Nov. 1, 2021– The first drug company to deny 340B drug pricing program discounts to safety-net hospitals, health centers, and clinics saw its U.S. revenues jump 26% in the third quarter of 2021, thanks in part to the higher prices it is charging for diabetes drugs sold to 340B providers.
In a public financial report, Eli Lilly said its third-quarter U.S. revenue totaled nearly $4 billion, with big gains for diabetes drugs that include blockbusters Trulicity and Jardiance. “Higher realized prices in the U.S. during the third quarter of 2021 were driven by lower utilization in the 340B segment,” the drug giant said.
On July 1, 2020, Lilly became the first drug company to start cutting off 340B discounts for drugs dispensed by community pharmacies through partnerships with 340B hospitals. Since then, seven other drug makers have followed Lilly’s lead, including those producing other top-selling diabetes treatments.
Trulicity is one of the company’s best-selling drugs, bringing in $4.8 billion in the U.S. in 2020. Jardiance, which is marketed by Lilly and German firm Boehringer Ingelheim (BI), is another top seller, bringing in nearly $2.8 billion in 2020. On Aug. 1, BI began limiting availability of 340B discounts for drugs dispensed through community pharmacies. Both Lilly and BI have received notices from the federal government that their actions are in violation of federal 340B law. Both companies have gone to federal courts to try to block the government’s enforcement actions.
For the third quarter of 2021, Lilly reported that its sales revenue for Trulicity totaled $1.6 billion, including $1.2 billion in the U.S. alone, an increase of 45% and 52%, respectively, over the same period in 2020. Lilly says the revenue growth was driven by “increased demand and, to a lesser extent, higher realized prices due to segment mix, including lower utilization in the 340B program.”
This is not the first time Lilly has publicly reported financial gains due to its 340B denials. It did so in its final earnings report of 2020 as well as reports for the first and second quarters of this year. The reports also note lower 340B utilization and big gains for the company’s Humalog insulin and other major diabetes drugs.

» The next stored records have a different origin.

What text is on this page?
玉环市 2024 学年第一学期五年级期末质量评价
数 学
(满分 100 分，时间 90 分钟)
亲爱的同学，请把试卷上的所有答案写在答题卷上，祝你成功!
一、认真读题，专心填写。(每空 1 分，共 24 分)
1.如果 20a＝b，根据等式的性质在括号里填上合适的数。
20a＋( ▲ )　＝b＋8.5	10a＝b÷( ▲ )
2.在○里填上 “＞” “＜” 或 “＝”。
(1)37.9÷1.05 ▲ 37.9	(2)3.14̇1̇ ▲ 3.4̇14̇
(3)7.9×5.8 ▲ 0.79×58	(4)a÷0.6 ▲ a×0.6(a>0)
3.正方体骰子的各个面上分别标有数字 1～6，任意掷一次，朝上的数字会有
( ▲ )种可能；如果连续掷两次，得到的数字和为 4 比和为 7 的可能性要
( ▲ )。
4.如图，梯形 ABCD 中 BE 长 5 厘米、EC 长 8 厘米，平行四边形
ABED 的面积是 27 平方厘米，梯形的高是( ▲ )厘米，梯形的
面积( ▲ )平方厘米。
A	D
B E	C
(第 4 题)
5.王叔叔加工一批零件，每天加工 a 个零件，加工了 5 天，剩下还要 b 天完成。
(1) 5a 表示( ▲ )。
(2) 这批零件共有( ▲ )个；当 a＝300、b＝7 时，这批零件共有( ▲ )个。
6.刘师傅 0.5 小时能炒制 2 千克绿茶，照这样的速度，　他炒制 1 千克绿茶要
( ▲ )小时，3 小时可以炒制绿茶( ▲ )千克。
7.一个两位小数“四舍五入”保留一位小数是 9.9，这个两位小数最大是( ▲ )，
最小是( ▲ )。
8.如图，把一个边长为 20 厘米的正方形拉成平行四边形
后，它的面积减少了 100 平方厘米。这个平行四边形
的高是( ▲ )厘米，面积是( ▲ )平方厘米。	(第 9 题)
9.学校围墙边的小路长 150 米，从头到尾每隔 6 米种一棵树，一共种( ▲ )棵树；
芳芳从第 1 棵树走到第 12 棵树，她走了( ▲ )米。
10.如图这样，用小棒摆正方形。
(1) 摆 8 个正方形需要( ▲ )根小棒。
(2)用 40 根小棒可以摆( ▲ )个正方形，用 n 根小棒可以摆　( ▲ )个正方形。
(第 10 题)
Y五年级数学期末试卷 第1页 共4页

Patient Conditions Could Worsen
The oversize hit that these companies’ pricing behavior is putting on diabetes drugs has the potential to upend the health of many patients. According to the Centers for Disease Control and Prevention (CDC), more than 34 million Americans are living with diabetes. Most rely on daily medications to maintain their blood sugar levels and prevent complications, including heart disease, neuropathy, glaucoma, and cataracts.
A recent report by 340B Health found the drug companies that are withholding 340B discounts control more than 90% of the U.S. market for insulin, the most common treatment for diabetes. The diabetes drugs these firms market also represented 91% of all diabetes drug spending by Medicare Part D in 2019. Many of these drugs are high-priced and have undergone considerable price increases within the last decade. Lilly, for example, increased the price of its most popular insulin products by 1,200% between 1996 and 2019. These price increases were well above the rate of inflation, meaning that most of these drugs are even more discounted for 340B covered entities. The companies are reaping significant financial rewards by refusing to honor this 340B pricing.
340B hospitals in Peoria, Ill., Magnolia, Ark., and communities throughout the nation are telling their stories of how patient care has suffered from this manufacturer pricing behavior. Health providers worry that the longer this problem persists, the more numerous and the more dire these stories will become.